LOL - had to laff at you yelling to Joe that you were bleeding out. I can totally picture all of that.

erases is my word verification. cool.

Jess said...

Deb - yeah, he was all like, "Um, why do you have a hole in your arm..." and then I had to remind him about when me and Larkin got all implanted and he just stared at me and asked that I not bleed all over the floor and please go get stitches at that very moment. Some kind of compassion. GAH!

Deb said...

If I had been there I would have been forced to remind him of the gigantic abcessed HOLE he had on his ass.

ROFL

OMG, I miss the opportunities to embarrass the attorneys. hehe

Jess said...

Deb - ahhh, the joys!

Charm City Barfly said...

What we would do for no period. I was on the Depo shot for a long time and loved it. But if you get side effects from it there is no quick fix. You can't take it out, you just have to wait for it to go through your system.

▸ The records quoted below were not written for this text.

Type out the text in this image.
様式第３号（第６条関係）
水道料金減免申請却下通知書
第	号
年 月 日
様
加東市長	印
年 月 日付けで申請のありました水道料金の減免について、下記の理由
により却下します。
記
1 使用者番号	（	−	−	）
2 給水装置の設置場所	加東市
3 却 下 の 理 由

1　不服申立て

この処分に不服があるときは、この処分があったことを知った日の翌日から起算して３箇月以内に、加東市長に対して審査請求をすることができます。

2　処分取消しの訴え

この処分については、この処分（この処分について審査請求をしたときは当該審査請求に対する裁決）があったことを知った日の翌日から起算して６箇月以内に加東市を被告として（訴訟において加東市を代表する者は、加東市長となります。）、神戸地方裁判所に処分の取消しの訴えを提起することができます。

Have you tried the pill that gives you your period only 4 times a year?

Jess said...

Charm - I didn't want to mess with depo cause I didn't want to gain weight...I will look into that pill though...I have seen the ads on TV

Mt. Killa said...

Mirena!!!!!! I love mine!!!! Need that Dr.s name and number as my 5 years is up and I want someone to remove old and insert new-bought-over-internet-in-Canada-for-1/3 the price-totally-same-5 year-Mirena, in one visit. (seeing as I dont have any health insurance). Already got the needed prescription.

Jess said...

Mt Killa - will do! She is fantastic!

LilliGirl said...

Jess, the Mirena is supposed to be for those who have had children though. I don't think they will give them to women that haven't had babies (maybe you could borrow one.) Mine was awesome 'til time to change it and they "lost it" I had to have surgery to get it out. lol

Jess said...

Lilli - I will check into this! And they better not lose a damn thing in my body...better have a homing device on it!